The Anomaly

The Anomaly is directed by Noel Clarke who also occupies the leading role of Ryan Reeve, a traumatised ex soldier whose last lucid memory is of being in rehab receiving treatment for post traumatic stress. However the beginning of the film finds him in the back of a van with a shackled, kidnapped and extremely distressed child who claims that his mother has been killed by assassins in red masks who broke into their home and after killing her threw him into the back of the van. Ryan is even more confused and disorientated than the child and has literally moments to decide on his next course of action as it could be the one to save both of their lives.
It is an interesting start to the film and in many ways it is unfortunate that the film never retains this momentum as it thereafter tries to be so many other films-Minority Report, Sourcecode and Inception and their ilk all course through the DNA of this production- and even though it manages to borrow from some of the best in the sci fi/thriller genre it never quite reaches those lofty peaks itself.
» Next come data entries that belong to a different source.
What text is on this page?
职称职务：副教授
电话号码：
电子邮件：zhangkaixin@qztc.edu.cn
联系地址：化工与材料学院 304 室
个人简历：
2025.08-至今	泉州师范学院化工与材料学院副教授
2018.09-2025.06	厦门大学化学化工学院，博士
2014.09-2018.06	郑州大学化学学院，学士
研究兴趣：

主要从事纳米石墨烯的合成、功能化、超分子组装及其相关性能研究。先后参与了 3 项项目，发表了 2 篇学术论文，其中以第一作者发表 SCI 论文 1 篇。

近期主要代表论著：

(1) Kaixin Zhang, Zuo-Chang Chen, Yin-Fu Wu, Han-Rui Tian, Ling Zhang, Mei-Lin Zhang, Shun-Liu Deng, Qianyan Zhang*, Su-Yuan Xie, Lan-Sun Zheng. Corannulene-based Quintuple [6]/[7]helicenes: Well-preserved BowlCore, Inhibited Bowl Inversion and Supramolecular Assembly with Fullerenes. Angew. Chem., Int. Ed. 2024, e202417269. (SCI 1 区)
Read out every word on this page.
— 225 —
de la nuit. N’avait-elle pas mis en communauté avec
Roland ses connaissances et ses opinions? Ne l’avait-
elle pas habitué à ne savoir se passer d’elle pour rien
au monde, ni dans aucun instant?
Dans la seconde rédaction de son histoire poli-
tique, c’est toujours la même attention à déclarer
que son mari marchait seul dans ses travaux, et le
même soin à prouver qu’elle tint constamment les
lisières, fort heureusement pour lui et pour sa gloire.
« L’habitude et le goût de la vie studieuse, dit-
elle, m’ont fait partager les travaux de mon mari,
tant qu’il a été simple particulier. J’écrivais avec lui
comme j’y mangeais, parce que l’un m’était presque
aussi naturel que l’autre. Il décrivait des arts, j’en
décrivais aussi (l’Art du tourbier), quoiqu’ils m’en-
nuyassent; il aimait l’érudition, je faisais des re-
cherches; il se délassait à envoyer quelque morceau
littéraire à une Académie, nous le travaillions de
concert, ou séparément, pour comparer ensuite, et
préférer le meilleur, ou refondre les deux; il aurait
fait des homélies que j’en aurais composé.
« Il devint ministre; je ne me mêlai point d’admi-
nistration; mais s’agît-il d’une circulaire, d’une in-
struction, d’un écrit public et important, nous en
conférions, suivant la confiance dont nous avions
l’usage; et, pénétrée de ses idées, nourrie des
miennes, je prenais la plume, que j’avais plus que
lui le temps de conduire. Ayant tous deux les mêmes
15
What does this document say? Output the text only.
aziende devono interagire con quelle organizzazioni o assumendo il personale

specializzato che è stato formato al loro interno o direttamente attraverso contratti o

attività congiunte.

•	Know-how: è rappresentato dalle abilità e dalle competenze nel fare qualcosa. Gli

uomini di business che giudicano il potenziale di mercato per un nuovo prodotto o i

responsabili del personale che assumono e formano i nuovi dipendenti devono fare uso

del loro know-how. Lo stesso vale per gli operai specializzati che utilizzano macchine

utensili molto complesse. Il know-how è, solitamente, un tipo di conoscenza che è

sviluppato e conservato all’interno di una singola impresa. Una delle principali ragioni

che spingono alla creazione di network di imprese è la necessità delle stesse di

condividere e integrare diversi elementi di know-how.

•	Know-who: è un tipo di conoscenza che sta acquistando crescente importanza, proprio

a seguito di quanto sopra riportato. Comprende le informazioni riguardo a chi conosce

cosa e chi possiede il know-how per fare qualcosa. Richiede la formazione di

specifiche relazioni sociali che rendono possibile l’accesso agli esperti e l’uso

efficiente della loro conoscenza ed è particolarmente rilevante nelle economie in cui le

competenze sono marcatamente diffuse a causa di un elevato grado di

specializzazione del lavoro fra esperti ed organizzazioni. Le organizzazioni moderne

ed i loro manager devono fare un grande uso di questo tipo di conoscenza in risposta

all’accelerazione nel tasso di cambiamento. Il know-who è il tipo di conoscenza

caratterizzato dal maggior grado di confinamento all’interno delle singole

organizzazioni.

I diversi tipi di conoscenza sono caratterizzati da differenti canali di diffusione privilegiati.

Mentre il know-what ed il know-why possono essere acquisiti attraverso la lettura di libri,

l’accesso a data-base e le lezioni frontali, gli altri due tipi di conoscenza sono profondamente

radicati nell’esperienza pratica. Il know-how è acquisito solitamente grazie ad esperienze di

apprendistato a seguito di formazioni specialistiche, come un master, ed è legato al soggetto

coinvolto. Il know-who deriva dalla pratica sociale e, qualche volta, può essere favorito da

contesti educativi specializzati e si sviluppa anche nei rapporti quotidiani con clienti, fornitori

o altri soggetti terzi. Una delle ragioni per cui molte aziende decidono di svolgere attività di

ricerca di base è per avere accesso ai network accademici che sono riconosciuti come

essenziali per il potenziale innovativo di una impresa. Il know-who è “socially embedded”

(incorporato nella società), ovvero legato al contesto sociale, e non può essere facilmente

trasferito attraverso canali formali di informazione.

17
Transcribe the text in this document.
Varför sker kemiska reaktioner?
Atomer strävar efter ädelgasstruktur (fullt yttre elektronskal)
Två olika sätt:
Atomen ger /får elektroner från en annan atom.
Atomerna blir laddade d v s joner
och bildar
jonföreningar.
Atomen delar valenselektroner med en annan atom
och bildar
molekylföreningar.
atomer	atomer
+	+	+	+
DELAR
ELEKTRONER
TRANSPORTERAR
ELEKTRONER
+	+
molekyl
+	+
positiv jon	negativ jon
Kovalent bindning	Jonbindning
Part of the problem with this production is that it tries to incorporate effects which seem to fall short of the desired effect and this slows it down somewhat. The fight sequences try to conjure up an otherworldly feeling but end up looking like lame CGI attempts which seem rather pointless.
Clarke is exemplary throughout though and in this he is ably supported by Ian Somerhalder, Alexis Knapp, Luke Hemsworth and even Brian Cox makes an appearance towards the end of the film. Unfortunately Niall Greig Fulton’s mad, bad Russian scientist is straight out of drama school and didn’t graduate with honours.
The actual premise of the film is good however and even if the effects don’t quite hit the mark many other parts of the film do and its youthful exuberance and desire to try to make a credible science fiction film without the big budget such a production usually requires is admirable in itself. However despite this it never quite feels like it deserves the habitat of the big screen and would perhaps be better suited to a television experience or possibly even a series. Unfortunately in many ways it seems it feels this way about itself as it lacks that vital spark to draw you wholly into its world.